Bagian 6
Purnama
menyusul rembulan

Pagi ini cuaca di langit Ottawa
terlihat begitu cerah dan sepertinya musim semi akan segera tiba. Pada saat
musim semi ini bunga sakura sedang bermekaran di Jepang namun, di Ottawa
suasana jalanan terlihat ramai apalagi di mall
sangat banyak orang yang ingin berbelanja karena pada saat ini mall dan juga distro-distro banyak
menawarkan diskon besar-besaran yang tentunya akan menarik minat para konsumen
agar tergiur untuk berbelanja. Ada yang rela datang pagi-pagi sekali karena
takut barang yang akan dibeli habis terjual. Hari ini juga kampus Zahirah
kebetulan libur.
Zahirah berniat untuk jalan-jalan
keliling Ottawa dengan memakai sepeda. Tentunya Zahirah tidak sendirian, ia
ditemani kedua sahabatnya yang sering membuat gaduh yaitu, Carolin dan Wilson. Tak
butuh waktu yang lama, mereka bertiga sudah menunggang sepeda masing-masing
yang mereka sewa di tempat penyewaan sepeda. Zahirah memakai sepeda berwarna
biru laut, Carolin memakai sepeda berwarna peach,
dan Wilson memakai sepeti berwarna biru dongker dengan model yang sama
seperti Zahirah dan Carolin yaitu model sepeda BMX.
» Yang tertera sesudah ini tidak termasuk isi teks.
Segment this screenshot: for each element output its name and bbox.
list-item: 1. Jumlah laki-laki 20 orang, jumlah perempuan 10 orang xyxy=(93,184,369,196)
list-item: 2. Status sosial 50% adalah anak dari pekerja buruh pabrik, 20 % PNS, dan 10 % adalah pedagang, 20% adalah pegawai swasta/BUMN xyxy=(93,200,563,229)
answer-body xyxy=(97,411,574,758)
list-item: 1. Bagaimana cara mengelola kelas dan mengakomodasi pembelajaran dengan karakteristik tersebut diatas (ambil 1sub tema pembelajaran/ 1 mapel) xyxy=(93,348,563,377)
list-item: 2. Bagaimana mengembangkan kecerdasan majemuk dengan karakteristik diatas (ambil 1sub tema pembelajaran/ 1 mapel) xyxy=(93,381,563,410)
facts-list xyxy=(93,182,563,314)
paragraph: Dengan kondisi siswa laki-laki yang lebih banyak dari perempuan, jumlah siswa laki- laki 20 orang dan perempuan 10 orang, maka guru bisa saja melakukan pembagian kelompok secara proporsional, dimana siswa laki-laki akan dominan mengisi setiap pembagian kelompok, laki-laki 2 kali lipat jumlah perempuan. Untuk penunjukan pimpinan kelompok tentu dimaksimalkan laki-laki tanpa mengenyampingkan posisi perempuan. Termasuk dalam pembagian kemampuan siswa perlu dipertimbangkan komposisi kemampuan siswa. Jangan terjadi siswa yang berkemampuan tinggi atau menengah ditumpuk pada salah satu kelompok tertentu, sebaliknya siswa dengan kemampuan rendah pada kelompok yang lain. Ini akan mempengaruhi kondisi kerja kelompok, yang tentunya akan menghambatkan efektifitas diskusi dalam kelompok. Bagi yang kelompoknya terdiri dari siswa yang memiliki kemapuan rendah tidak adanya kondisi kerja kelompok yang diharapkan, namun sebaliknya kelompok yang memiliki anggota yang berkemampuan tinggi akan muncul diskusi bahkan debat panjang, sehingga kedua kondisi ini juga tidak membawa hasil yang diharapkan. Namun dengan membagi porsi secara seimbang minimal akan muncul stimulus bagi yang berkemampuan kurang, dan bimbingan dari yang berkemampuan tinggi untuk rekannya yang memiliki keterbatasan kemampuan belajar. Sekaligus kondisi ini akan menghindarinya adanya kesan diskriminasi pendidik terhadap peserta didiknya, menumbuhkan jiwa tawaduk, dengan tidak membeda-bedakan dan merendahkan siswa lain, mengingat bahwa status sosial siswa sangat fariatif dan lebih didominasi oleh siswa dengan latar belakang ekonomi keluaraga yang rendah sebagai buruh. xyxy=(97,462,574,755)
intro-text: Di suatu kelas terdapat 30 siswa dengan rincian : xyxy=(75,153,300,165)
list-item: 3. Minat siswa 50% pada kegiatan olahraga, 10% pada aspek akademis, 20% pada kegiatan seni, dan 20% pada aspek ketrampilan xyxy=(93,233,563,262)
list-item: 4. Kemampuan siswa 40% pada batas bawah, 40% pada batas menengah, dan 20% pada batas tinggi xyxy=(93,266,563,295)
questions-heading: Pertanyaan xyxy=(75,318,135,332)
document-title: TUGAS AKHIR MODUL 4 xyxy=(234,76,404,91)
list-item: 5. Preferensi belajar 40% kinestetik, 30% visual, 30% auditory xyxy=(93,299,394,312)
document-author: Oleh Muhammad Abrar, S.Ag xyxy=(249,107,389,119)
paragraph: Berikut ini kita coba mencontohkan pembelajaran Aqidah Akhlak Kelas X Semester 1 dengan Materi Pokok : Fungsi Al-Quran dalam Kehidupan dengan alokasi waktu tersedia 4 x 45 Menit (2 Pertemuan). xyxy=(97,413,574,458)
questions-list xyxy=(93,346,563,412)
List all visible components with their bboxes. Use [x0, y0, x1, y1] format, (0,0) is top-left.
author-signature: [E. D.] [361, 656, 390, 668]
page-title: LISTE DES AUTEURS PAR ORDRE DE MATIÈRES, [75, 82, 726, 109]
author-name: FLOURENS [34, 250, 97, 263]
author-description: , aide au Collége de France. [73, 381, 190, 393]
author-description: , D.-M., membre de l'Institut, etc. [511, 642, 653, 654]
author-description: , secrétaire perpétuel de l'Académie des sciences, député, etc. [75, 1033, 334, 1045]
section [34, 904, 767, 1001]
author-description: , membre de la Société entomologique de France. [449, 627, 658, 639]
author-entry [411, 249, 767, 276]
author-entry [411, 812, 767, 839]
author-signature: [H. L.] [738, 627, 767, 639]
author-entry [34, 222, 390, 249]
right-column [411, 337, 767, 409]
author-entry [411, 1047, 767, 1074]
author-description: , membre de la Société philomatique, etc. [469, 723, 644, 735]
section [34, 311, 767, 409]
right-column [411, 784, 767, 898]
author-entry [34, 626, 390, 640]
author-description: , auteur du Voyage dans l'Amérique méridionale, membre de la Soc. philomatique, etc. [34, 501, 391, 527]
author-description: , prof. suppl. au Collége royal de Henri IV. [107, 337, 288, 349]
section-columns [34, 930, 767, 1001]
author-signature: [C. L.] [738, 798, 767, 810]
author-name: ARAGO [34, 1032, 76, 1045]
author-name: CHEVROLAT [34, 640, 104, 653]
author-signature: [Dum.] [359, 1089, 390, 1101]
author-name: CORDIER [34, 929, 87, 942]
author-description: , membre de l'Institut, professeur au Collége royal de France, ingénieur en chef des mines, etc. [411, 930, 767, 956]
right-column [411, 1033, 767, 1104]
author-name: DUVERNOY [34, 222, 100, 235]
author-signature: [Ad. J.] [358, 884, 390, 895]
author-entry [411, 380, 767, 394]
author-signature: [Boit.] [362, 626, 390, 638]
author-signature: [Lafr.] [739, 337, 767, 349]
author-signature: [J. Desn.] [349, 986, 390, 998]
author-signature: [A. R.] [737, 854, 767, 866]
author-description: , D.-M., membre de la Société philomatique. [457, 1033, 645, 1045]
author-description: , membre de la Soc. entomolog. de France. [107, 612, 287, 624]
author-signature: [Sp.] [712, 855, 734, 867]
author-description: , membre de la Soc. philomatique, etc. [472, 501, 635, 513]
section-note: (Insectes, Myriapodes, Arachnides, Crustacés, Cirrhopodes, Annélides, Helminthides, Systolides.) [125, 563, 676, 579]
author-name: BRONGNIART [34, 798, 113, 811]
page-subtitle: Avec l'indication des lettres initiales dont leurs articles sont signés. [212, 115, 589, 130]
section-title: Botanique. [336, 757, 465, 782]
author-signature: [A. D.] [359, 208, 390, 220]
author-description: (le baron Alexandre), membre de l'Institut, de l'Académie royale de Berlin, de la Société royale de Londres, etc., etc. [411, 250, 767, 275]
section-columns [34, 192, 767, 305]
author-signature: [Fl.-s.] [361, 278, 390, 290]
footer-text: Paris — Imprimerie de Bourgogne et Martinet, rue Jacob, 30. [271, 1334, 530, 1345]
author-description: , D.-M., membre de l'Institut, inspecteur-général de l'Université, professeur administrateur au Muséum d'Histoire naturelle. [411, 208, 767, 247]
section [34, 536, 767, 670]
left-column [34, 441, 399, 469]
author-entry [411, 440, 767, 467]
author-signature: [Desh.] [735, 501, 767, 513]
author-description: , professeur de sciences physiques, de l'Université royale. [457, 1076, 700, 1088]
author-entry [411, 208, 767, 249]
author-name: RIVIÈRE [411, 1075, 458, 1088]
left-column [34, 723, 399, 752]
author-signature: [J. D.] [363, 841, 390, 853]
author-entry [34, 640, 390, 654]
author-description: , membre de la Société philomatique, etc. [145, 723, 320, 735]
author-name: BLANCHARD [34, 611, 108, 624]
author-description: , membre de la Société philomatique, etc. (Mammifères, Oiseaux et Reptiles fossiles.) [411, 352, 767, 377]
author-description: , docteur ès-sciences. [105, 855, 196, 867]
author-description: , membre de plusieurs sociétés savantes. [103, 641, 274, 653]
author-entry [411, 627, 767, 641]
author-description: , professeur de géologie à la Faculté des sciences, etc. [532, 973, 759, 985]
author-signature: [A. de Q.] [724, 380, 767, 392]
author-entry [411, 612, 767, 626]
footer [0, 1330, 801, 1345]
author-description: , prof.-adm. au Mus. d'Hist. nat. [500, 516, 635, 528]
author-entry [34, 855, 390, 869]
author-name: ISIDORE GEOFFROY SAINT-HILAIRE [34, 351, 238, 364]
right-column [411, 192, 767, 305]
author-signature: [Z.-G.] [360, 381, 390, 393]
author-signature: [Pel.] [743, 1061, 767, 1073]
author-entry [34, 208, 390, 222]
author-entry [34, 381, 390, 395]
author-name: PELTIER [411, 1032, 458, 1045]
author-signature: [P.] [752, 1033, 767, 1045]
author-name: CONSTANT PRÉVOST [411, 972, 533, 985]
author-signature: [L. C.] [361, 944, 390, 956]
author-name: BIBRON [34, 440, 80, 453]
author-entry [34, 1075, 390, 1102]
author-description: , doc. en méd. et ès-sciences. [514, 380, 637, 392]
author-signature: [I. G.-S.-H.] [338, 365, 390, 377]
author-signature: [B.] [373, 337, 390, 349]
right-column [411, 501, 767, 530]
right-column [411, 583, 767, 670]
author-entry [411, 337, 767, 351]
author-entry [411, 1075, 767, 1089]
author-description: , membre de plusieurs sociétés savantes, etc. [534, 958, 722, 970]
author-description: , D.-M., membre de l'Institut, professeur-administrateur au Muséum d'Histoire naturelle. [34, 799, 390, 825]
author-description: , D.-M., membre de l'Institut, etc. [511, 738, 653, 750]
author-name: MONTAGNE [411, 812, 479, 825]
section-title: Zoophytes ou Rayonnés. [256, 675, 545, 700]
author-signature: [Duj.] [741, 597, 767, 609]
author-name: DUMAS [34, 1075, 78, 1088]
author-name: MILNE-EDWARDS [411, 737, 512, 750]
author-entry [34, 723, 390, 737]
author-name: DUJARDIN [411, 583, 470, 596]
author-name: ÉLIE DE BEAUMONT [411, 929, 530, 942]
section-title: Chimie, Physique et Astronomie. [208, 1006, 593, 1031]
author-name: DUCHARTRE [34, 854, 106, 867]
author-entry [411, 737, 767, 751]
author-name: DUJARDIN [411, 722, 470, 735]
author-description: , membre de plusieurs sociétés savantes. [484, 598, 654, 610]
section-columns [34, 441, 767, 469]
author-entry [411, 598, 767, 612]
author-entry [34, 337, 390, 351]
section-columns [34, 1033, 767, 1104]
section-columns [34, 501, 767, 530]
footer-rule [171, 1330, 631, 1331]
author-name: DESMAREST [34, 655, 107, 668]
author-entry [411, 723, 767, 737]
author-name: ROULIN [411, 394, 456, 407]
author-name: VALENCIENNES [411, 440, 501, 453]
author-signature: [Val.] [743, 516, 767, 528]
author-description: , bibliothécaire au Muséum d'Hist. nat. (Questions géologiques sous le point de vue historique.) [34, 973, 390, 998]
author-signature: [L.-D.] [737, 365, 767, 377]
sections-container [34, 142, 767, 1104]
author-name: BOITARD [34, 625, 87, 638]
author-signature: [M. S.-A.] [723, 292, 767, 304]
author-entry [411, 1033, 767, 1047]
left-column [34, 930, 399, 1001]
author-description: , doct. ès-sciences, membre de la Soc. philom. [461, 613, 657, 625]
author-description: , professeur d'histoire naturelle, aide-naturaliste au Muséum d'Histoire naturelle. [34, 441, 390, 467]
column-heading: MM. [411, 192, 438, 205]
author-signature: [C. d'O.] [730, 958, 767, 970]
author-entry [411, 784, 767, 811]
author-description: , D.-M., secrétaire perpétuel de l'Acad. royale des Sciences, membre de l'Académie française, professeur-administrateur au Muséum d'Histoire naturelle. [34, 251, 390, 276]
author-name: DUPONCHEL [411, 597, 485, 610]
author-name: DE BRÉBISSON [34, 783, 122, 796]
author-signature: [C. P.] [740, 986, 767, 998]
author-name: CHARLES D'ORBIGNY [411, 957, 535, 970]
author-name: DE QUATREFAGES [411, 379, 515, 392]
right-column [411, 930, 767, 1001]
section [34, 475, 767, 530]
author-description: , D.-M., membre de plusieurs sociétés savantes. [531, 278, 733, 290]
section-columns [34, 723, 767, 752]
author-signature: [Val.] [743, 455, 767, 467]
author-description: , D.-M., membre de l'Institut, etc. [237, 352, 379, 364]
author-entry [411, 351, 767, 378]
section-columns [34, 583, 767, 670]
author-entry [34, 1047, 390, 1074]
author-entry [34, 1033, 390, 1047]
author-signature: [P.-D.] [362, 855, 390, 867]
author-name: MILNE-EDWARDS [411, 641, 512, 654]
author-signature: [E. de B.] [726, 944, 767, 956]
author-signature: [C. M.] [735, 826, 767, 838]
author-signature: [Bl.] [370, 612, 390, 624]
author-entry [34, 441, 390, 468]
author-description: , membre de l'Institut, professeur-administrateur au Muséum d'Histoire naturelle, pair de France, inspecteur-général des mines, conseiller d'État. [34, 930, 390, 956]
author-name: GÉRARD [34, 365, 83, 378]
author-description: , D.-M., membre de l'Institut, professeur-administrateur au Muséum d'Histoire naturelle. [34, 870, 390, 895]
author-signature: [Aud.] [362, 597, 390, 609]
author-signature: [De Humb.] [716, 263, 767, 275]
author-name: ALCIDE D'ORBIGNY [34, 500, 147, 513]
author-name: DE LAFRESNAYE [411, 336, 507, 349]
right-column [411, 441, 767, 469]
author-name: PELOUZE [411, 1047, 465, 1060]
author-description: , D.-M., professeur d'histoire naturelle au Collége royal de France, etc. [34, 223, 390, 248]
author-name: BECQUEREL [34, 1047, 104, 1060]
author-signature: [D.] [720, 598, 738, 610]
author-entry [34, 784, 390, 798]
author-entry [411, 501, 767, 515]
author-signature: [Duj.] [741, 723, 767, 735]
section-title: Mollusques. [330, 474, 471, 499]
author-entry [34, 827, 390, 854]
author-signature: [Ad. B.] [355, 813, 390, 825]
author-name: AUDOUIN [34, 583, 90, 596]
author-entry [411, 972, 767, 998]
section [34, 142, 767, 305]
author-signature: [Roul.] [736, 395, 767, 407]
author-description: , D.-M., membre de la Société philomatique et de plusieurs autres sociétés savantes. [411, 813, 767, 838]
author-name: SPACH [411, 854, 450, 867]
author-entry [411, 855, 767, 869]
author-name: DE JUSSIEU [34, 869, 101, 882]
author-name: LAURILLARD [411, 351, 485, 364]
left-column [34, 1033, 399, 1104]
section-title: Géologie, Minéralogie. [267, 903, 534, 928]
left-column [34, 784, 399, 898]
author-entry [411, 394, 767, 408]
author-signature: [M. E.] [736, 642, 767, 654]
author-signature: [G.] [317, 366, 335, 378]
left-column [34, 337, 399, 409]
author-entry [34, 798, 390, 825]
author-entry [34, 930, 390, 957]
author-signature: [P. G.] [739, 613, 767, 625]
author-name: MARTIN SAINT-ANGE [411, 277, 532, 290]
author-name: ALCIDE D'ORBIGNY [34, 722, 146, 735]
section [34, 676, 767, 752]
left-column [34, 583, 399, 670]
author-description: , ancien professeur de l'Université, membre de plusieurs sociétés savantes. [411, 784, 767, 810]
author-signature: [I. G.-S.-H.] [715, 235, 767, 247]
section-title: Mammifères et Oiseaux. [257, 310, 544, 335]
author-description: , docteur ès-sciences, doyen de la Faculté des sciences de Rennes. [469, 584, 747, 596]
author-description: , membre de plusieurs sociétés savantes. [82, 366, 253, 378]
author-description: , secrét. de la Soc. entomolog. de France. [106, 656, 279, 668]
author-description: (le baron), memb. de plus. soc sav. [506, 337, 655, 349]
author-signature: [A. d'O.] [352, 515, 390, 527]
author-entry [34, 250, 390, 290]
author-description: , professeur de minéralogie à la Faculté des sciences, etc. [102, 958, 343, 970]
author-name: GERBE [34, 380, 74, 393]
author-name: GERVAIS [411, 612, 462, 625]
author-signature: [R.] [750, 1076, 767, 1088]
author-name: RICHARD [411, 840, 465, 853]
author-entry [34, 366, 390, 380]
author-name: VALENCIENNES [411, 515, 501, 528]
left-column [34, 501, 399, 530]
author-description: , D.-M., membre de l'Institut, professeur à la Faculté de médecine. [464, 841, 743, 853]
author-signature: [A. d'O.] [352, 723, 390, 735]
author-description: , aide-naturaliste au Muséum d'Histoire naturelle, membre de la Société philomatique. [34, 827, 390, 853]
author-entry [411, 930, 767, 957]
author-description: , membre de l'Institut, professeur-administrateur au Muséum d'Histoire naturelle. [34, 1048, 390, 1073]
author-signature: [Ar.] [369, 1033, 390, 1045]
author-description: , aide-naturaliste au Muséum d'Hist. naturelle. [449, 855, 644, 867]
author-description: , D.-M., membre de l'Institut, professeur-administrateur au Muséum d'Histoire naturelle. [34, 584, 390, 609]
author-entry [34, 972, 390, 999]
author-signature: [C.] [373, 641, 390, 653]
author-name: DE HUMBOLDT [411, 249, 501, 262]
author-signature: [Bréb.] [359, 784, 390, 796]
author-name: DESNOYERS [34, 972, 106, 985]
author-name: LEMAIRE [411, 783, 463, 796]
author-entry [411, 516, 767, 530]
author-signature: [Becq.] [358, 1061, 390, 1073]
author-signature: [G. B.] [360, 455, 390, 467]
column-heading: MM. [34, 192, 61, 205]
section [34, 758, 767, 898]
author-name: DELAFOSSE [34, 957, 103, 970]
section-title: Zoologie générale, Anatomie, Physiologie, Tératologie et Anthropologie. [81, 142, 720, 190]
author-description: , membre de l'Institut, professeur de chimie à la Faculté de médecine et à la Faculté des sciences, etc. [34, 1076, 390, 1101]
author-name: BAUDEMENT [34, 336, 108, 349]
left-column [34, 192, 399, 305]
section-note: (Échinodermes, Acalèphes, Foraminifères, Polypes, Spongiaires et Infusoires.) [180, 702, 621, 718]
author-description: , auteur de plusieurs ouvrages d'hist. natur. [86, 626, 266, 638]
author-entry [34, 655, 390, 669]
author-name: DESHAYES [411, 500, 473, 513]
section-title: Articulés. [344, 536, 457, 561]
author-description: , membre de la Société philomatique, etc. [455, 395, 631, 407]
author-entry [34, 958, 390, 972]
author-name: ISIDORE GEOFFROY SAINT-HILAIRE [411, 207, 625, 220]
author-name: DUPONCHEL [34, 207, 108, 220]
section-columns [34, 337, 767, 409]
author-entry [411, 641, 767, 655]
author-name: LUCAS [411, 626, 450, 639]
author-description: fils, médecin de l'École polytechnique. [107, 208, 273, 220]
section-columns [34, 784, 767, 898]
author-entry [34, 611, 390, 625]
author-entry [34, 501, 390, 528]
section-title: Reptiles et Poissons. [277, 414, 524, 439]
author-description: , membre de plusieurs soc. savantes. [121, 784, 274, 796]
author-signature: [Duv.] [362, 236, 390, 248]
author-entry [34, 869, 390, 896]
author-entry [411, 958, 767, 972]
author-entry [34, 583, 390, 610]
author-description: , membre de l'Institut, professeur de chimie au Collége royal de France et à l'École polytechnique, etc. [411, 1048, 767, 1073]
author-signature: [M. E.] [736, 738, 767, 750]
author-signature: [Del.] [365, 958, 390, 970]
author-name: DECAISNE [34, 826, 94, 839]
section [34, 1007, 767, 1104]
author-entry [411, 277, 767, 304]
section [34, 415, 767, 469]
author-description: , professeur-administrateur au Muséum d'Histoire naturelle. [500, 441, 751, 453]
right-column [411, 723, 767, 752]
“Satu .... dua.... tiga ... ayo kita balapan cepat
....”, seru Carolin penuh semangat.
“Eh eh,,,. Tunggu deh cerewet. Entar kalo balapan
kamunya sakit lagi terus yang repot aku sama Zahirah. Udah-udah gak usah banyak
gaya deh, kita sepedaannya pelan-pelan aja kali”, cegah Wilson.
“Uh gak gaul, gak asik. Bilang aja kalau takut huuh
payah...”, Carolin menjulurkan lidahnya ke arah Wilson.
“Tuh kan kalian kalau ketemu aja jadi kayak gini.
Udah-udah gak usah ribut, liat deh disana ada yang jual es krim beli
yokkk....”, Zahirah bertindak sebagai penengah antara Carolin dan Wilson.
“Ayo... kita tinggalin aja nih si krempeng”, Carolin
mencibir Wilson sambil mengayuh cepat sepedanya.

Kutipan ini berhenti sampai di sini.